You do something else.  Anything.  Play dominos . . . . hang glide . . . argue with the missus.  When what you're trying to write is ready to be written, it'll tell you.  And then it'll just flow out of you.

 

 

Years ago, I was in Portland, Oregon on a business trip.  I had four hours to get back to Seattle for radiation therapy.  If you were ten minutes late, they went on to the next client and you were in danger of having to start the treatment all over again.  It took at least three and a half hours to drive the distance.  Then you had to park, walk to the clinic, check-in, and all that stuff.  Getting to therapy on time depended on finding a parking place immediately in a very busy part of town, something I'd not done before.

On the way, I listened to a story on the radio about a man who could always, always get a parking place in downtown Manhattan, nearly impossible.  His method was to expect there would be a parking place and like magic it appeared.  He'd been doing it for years.

 

On the way to therapy, I began telling myself that there would be a parking place.  And bango, there it was, right in front of the clinic.  For real.  I made my appointment on time and all was well.  Since then, twenty-seven years ago, I still find parking places, every time because I expect I will.

 

So just expect that you will find a story,everyday.  Like the one above.  It might make a good flash story.

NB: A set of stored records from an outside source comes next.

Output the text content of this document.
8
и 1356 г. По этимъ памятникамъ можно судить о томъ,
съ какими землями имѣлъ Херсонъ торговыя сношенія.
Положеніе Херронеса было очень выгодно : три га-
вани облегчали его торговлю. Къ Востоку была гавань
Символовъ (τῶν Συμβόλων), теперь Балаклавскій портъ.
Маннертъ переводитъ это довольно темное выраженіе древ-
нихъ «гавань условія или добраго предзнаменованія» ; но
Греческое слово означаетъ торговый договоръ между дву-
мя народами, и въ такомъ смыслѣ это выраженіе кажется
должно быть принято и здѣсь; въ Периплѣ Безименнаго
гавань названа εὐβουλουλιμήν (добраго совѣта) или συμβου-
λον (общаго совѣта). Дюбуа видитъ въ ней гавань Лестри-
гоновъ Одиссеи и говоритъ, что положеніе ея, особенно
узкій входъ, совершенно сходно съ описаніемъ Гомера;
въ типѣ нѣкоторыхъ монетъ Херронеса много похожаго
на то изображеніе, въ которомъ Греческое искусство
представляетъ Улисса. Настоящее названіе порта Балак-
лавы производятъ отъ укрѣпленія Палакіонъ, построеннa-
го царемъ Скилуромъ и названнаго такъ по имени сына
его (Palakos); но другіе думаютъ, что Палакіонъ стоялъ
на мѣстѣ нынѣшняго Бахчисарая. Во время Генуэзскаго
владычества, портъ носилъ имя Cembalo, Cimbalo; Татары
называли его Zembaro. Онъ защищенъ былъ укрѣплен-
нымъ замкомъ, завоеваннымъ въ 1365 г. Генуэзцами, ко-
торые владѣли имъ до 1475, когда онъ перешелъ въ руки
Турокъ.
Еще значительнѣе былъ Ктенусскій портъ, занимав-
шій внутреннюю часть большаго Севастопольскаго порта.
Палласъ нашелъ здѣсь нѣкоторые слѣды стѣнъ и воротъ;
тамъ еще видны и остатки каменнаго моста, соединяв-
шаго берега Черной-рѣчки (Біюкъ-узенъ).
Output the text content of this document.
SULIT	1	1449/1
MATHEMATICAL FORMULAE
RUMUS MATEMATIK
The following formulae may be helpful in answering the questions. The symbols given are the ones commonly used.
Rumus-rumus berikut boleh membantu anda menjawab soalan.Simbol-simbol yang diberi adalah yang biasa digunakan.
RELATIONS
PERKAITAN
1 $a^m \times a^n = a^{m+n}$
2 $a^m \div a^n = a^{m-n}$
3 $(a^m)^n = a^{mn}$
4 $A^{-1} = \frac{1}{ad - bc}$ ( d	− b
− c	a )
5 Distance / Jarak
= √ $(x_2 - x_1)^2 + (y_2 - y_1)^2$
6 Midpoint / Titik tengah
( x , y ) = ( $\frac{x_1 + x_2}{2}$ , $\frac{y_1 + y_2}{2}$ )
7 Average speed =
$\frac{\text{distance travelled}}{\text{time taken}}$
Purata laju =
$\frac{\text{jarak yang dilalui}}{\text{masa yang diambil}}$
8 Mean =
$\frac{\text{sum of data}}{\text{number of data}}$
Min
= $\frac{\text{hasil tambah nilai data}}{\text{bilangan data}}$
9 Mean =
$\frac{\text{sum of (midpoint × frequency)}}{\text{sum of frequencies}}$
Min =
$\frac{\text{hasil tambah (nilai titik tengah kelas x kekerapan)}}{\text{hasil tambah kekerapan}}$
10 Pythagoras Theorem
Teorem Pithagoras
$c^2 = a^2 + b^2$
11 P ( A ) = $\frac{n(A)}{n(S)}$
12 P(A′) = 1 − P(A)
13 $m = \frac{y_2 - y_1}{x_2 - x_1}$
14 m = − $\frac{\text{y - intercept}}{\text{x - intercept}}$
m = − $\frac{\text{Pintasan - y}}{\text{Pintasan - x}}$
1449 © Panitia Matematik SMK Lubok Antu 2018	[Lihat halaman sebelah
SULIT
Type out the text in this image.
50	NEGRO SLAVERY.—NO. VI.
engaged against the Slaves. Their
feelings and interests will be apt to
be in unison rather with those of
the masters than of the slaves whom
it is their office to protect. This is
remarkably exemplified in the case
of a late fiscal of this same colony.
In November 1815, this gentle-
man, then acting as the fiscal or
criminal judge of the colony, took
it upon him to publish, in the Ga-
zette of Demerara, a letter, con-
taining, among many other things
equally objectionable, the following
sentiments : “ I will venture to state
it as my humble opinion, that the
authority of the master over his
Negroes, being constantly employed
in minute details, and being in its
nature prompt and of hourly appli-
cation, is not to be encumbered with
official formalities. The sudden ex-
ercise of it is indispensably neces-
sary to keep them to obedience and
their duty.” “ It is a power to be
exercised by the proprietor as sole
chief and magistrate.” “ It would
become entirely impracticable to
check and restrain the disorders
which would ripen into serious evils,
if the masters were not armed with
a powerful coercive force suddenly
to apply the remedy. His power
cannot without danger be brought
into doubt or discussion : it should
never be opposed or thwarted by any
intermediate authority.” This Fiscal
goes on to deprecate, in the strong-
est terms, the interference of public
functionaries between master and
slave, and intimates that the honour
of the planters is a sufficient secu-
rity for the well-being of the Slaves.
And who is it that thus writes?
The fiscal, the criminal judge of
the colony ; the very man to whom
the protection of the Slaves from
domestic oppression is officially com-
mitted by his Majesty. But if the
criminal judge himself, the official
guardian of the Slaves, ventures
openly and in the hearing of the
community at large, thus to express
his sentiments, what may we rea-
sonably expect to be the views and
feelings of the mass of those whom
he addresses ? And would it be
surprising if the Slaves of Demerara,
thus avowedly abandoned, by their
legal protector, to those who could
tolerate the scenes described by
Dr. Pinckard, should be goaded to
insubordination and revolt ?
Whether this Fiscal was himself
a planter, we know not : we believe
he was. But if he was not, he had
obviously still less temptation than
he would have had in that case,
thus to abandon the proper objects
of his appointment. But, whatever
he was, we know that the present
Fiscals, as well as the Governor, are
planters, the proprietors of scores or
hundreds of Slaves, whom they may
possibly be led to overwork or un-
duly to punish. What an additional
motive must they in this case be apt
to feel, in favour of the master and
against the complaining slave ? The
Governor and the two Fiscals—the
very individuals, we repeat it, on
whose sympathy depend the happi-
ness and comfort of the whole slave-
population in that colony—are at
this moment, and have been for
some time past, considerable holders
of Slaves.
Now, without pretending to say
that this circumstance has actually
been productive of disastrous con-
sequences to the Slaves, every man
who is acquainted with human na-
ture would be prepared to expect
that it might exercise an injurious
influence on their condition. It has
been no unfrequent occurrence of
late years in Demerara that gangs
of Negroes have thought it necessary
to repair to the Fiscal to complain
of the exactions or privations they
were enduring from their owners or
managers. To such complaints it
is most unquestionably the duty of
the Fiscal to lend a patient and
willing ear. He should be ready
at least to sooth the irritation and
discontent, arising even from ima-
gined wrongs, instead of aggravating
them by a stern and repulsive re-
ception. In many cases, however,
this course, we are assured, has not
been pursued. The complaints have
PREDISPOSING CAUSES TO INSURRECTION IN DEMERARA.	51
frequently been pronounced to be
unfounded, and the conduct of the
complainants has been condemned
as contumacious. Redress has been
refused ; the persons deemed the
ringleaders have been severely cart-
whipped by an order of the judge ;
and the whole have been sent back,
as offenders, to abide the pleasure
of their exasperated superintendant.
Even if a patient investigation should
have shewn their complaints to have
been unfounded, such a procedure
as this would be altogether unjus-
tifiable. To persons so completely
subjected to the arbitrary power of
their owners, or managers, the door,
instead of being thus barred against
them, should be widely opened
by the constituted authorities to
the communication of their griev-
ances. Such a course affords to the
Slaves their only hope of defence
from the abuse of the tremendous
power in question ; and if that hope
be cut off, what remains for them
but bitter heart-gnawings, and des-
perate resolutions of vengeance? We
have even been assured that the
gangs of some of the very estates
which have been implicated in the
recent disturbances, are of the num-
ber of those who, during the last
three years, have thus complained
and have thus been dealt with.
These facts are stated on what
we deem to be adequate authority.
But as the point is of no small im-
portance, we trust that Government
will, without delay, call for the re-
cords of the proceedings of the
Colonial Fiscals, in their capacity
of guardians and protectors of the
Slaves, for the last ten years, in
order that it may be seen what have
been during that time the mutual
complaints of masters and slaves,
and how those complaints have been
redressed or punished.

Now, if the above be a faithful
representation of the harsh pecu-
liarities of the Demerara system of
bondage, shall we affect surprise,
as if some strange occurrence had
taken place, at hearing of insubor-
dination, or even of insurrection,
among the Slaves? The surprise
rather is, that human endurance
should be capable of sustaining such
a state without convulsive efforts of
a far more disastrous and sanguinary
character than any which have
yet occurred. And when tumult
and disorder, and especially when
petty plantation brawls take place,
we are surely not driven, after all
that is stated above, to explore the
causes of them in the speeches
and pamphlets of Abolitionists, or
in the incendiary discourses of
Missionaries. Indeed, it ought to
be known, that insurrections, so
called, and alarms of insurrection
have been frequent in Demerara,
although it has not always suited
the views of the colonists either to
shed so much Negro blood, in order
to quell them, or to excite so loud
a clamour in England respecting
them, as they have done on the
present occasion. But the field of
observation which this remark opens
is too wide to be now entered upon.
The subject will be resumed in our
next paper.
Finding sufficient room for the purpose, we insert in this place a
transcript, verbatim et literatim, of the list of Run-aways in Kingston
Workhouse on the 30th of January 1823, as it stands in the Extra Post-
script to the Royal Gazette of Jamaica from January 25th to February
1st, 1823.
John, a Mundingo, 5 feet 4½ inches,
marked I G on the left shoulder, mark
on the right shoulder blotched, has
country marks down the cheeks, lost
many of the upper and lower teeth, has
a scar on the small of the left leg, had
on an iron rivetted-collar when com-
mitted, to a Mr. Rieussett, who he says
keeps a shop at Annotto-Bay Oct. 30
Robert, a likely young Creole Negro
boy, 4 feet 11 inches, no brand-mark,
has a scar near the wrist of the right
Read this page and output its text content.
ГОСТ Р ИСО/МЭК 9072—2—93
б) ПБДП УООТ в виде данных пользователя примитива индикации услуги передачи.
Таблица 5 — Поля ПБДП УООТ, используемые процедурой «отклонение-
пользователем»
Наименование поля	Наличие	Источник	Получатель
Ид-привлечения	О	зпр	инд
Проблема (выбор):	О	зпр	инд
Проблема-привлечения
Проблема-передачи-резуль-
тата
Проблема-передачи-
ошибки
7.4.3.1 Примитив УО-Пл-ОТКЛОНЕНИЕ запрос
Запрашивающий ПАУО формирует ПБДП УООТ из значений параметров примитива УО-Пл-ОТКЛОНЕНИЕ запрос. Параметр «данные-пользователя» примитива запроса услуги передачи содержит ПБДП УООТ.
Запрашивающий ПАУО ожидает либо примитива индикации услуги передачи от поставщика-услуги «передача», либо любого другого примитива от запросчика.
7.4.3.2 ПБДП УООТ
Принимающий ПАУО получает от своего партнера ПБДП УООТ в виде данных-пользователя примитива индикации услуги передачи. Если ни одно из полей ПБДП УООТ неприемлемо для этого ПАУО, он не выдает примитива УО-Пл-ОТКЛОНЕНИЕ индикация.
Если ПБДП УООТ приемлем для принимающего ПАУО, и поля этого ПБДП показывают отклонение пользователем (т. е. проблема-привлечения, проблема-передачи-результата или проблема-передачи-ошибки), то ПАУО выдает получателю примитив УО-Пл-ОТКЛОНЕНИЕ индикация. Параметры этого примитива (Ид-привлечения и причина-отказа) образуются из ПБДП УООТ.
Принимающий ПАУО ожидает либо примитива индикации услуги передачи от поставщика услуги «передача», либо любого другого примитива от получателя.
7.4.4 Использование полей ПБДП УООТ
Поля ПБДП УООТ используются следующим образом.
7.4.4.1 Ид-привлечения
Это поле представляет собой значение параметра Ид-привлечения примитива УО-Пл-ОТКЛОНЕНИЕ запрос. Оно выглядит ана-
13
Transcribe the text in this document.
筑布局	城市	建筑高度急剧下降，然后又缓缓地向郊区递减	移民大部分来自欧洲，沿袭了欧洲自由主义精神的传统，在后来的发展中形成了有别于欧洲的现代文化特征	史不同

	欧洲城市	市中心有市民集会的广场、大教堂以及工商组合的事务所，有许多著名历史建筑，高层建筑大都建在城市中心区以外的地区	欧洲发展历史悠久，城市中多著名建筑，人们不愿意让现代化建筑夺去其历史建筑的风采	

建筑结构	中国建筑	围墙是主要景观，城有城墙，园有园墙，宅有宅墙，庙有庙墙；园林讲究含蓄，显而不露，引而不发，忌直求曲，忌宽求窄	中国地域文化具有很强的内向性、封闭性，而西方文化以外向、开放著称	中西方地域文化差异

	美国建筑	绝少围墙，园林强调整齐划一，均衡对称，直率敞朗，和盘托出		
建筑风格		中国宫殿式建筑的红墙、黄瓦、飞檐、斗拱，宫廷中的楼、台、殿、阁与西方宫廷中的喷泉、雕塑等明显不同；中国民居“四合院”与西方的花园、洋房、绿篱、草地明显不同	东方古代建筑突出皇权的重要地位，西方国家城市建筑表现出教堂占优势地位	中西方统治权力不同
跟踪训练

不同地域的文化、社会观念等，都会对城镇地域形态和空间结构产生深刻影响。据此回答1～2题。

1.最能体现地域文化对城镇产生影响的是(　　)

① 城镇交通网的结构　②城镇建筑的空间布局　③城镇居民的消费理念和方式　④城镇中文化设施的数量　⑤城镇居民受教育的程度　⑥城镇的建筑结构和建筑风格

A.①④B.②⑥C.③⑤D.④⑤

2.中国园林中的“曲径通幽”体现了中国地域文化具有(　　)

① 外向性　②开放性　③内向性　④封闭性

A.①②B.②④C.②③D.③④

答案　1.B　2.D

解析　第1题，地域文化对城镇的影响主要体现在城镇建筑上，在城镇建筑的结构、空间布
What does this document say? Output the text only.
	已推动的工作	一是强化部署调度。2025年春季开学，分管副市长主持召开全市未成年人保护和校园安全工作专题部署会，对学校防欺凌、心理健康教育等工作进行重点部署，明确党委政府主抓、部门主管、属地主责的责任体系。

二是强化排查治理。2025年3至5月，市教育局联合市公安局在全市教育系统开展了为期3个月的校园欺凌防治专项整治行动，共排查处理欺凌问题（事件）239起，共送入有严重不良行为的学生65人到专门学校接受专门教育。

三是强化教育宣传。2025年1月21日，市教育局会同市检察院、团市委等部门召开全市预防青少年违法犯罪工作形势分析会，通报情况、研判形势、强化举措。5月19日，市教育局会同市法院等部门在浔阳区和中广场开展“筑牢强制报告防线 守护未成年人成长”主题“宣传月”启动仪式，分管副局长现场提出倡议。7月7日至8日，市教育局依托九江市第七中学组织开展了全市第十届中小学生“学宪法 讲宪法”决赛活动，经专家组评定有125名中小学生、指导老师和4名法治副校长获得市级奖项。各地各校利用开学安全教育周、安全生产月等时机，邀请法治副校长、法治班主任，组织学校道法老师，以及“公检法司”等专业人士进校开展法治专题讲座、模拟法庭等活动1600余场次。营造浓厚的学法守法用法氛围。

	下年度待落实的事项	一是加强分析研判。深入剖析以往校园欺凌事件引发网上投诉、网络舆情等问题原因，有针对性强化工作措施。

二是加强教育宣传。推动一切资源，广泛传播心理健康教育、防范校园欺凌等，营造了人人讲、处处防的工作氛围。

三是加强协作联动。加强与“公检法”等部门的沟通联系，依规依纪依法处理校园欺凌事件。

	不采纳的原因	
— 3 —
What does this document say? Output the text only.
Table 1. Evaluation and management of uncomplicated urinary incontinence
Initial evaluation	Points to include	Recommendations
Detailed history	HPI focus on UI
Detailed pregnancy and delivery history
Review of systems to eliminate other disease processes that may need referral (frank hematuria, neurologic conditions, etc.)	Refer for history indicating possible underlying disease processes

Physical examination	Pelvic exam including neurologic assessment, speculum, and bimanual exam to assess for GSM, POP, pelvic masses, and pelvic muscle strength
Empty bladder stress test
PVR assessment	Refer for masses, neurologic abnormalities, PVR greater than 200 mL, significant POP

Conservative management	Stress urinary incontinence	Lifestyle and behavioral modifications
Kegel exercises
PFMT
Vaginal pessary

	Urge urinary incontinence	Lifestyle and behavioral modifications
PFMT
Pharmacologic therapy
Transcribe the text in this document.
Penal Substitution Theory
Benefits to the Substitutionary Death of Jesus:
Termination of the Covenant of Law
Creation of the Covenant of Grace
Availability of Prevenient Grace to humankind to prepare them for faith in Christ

Isn't that the premise of The Secret?
Don't know.  Never read it.
My cure for writer's block is rewriting my old material. I take a novella and make it a novel.

I go out to somewhere busy, surround myself with other people and listen to their conversations. Almost always, something I hear triggers an idea. It helps to have another job besides writing. Although I have less time to write, I'm exposed to all kinds of situations and people, which generates plenty of ideas. My co-workers can't help suggesting motives and methods of murder for my upcoming books.